25.9.17

Analgia

Ontem, assim que cheguei àquele bar, os ecos de você me paralisaram na porta. Ecos, reflexos tolos que se apreendem por aí.
As pessoas que amam seu lado A não entendem o lado B. As que conhecem seu lado B detestam o lado A. Tão careta. Elas são planas e óbvias, todas elas, e você se sente sozinho. Vagando sozinho nessa jornada que é a vida.
Não adiantam sua popularidade ou seus muitos convites para inúmeros eventos no mesmo dia e no mesmo horário, alegorias em pedidos de fotos que devotam um personagem de você que tudo que diz de você é nada do que você é. E talvez você odeie a repetição pronominal na sentença anterior. E toda a cacofonia.
Acontece que não há nada no mundo que te compreenda ou minimamente tente. Os livros, talvez.
Constato esta fatal realidade e vago. Vago pelas ruas com alguma bebida na mão. Risos e vozes passam em flashes de cor. Eles são iguais, eles são todos iguais, repito para mim. Há muitos mundos mais do que a obviedade humana permite viver, e você só vai conseguir vivê-los assim, em fronteiras, sozinho. Porque foi este o decreto.
Constato, apenas constato. E vago. São rostos e estardalhaços.
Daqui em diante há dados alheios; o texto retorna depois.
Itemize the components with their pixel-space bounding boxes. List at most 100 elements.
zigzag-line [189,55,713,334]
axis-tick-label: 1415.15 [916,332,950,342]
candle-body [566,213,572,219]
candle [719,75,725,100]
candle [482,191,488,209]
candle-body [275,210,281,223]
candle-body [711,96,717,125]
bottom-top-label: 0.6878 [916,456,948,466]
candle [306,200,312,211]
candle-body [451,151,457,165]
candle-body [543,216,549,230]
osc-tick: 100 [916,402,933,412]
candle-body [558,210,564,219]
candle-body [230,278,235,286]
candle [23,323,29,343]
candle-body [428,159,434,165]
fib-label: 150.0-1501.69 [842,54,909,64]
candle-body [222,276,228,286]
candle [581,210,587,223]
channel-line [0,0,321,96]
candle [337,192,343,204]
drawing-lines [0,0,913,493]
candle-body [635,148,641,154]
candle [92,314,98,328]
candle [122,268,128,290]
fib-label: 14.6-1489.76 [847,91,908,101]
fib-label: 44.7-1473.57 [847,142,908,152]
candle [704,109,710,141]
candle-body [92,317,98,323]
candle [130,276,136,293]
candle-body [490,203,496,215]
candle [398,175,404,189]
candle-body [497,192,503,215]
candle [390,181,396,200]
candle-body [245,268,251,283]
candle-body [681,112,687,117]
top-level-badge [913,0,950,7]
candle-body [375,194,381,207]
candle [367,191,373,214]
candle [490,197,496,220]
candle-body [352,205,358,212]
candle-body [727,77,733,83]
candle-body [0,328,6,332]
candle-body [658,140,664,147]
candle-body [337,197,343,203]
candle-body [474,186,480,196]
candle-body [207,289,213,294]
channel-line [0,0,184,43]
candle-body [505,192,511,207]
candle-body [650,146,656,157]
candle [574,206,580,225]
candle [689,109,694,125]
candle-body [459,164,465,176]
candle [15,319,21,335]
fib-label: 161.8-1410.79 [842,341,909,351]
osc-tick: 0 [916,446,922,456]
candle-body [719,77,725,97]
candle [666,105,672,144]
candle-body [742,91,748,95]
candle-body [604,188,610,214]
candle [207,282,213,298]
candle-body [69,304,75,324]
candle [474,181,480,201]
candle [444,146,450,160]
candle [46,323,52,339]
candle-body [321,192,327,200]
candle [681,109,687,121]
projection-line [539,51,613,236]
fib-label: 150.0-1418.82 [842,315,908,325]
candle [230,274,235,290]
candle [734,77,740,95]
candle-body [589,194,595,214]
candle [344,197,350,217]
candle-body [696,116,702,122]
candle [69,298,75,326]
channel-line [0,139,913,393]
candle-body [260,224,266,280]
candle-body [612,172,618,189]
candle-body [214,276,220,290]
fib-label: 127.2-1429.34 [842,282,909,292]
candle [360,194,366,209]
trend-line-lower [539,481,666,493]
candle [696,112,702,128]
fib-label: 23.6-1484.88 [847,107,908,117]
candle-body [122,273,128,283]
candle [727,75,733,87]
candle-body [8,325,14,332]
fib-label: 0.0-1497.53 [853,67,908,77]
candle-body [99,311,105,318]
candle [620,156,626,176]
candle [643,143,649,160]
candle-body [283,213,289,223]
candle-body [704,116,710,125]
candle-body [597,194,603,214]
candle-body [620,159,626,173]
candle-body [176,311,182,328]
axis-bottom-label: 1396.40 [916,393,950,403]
São também possibilidades e propostas. Mas nada te interessa.

E talvez ler este texto te irrite, como tudo que escrevo, dado meu pretenso sólido conhecimento de você, mas no final talvez veja que só falo de mim.
Constato, é só o que faço, que tempos sombrios se dissipam, mas a massa amorfa do desinteresse é perene. E no final das contas, sua efusão excessiva revela pura analgia.
Pensei que morar em um bairro residencial e bucólico me desse paz, ou no Centro da cidade, me torturasse com excessos. Bobagem. Sou inerte, sou anestesiado, sou completamente indiferente. Dizem que isso é bom, quem não ama também não sente dor. Falácia. Vago e constato que as multidões de vazios só fazem a cada dia mais me sufocar o peito.
Todos esses flashes me vieram naquele único flash, você estufando o peito com seu sorriso torto tão artificial para uma foto de felicidades alheias e vulgares, para toda uma cena que te constitui e, no entanto, cada vez menos é você. Ou me engano? Senti mais do mesmo: o dilaceramento de viver com alma, uma sutileza que podíamos compartilhar. Mas eu odeio condicionais. Fui embora.